Beware Children At Play
In 2012, director Scott Derrickson crafted a great brooding atmospheric horror with Sinister. Now two years later after the success of the first film, an inevitable sequel has made it’s way to the silver screen. Derrickson has moved on to bigger things with the upcoming Doctor Strange and in his place steps Ciarán Foy. Despite a change in director, Derrickson and partner C. Robert Cargill return to write the feature after collaborating on the first. So is the return of Baghuul as effective as his first stint with his 8mm snuff films? Well…
One thing is for certain Baghuul remains a mysterious and intriguing horror character who certainly has a presence on screen. One of the reasons for that is the seldom visual use of his character throughout both films. It’s an effective ploy which doesn’t make you bored of seeing the bogeyman. Unfortunately when we do come across him it is primarily in the same form as we see him in the first film, now this is to be expected however when it comes to delivering the scares they also occur in the exact same way, making his appearances in scenes predictable and not scary.
One thing I did not like about this second outing was the over reliance on the 8mm snuff films shot by the children who go on to kill their families. In the first film they were incredibly effective and unsettling, but here they just feel exploitative. Reason being they last a lot longer than those in the first film and at times a bit too creative. There are also no attempts to build atmosphere in the films, in the first you are investigating the footage alongside Ethan Hawke’s character as he tries to decipher what is going, looking out for Baghuul & symbols. But in the second film, they are there solely to shock and show murder.
There are sequences during the second film that show promise and exhibit inventive qualities, the torch scene with James Ransome being one of them.
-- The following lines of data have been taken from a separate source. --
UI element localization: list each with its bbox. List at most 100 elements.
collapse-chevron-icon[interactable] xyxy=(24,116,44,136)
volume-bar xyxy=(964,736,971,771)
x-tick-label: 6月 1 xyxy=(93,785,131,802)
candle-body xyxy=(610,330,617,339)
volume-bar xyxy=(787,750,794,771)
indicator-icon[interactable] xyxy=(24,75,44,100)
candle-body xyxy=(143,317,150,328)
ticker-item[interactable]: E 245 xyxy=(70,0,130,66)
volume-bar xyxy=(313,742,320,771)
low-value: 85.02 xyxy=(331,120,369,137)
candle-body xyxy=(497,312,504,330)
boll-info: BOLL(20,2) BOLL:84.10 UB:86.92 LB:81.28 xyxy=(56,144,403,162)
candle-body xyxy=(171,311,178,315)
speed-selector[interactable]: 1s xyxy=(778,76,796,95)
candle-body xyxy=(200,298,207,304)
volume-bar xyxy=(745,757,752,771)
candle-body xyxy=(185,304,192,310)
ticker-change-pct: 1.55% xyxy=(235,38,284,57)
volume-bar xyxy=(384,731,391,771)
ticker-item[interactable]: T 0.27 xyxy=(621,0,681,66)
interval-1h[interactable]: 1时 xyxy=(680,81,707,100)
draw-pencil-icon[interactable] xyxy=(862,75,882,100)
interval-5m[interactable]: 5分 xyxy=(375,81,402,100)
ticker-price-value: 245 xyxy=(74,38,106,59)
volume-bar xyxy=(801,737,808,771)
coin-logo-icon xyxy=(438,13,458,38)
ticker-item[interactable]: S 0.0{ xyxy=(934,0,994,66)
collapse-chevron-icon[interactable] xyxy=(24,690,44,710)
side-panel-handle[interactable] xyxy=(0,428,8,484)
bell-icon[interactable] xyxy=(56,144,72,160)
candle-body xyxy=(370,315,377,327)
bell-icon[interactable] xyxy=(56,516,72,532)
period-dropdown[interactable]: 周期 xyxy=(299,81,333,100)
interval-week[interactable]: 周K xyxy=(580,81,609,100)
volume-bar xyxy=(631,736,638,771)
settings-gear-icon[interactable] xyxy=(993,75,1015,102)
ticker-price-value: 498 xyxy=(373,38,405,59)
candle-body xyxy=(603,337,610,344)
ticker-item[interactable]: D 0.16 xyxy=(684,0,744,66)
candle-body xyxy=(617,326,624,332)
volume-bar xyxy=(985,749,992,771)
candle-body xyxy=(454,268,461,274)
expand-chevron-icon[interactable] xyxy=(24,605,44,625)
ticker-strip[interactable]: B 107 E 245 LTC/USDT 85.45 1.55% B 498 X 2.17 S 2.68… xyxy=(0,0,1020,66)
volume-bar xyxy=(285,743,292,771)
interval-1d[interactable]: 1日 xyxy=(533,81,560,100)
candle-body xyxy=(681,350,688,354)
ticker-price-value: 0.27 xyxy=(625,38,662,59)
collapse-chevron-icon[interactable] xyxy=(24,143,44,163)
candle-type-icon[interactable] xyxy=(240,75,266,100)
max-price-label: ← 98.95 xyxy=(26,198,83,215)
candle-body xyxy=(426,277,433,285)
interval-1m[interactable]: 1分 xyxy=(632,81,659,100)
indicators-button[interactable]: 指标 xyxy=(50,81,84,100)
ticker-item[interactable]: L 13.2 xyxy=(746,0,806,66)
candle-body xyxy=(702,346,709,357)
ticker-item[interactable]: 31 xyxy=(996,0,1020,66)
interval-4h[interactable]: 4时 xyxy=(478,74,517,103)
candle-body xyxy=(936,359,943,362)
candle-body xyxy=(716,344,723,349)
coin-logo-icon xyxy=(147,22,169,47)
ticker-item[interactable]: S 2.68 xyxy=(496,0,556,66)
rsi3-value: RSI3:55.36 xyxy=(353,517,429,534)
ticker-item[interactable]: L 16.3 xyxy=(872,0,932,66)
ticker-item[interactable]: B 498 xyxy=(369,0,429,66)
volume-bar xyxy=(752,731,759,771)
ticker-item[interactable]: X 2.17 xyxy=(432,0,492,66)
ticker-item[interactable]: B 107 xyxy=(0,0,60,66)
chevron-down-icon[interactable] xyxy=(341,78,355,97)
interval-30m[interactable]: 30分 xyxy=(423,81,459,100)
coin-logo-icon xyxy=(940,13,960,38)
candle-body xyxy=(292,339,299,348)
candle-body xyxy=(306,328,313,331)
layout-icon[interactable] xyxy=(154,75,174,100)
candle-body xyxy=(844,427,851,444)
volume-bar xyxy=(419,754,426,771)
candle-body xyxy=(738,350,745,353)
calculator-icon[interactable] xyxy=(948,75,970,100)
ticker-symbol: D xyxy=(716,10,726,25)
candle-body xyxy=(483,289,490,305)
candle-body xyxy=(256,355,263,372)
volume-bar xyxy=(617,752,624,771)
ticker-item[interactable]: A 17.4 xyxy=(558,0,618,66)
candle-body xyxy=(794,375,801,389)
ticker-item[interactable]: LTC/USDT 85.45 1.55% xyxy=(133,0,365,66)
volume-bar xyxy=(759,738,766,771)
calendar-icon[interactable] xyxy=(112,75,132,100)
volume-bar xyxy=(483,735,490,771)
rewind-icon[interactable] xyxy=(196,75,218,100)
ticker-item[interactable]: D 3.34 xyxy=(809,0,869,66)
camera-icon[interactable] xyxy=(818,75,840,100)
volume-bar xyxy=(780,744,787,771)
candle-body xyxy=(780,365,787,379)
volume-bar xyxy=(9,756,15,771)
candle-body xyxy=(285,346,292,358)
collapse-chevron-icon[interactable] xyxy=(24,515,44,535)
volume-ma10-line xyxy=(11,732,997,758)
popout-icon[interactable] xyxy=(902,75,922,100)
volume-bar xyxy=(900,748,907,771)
However these good scenes are already on show in the trailers, taking away any sort of surprise element and decreasing the effectiveness when watching the film in its entirety. Derrickson & Cargill have also tried to keep the story unique and different to the first, by showing the events of Baghuul’s abduction of children from the view of one of the children. The results are indifferent, we get a story that isn’t a repeat of the first but we are also exposed to the supernatural world a lot more, which unsurprisingly lowers fear.
Come the end of the film, despite the writers best efforts and the similar vibe to the first film with its imagery, musical score and characters, Sinister 2 lacks the atmosphere of it’s predecessor and comes across more of a stick horror film than it should. Fans of the original have plenty to like here, but don’t expect something of the same calibre as the first.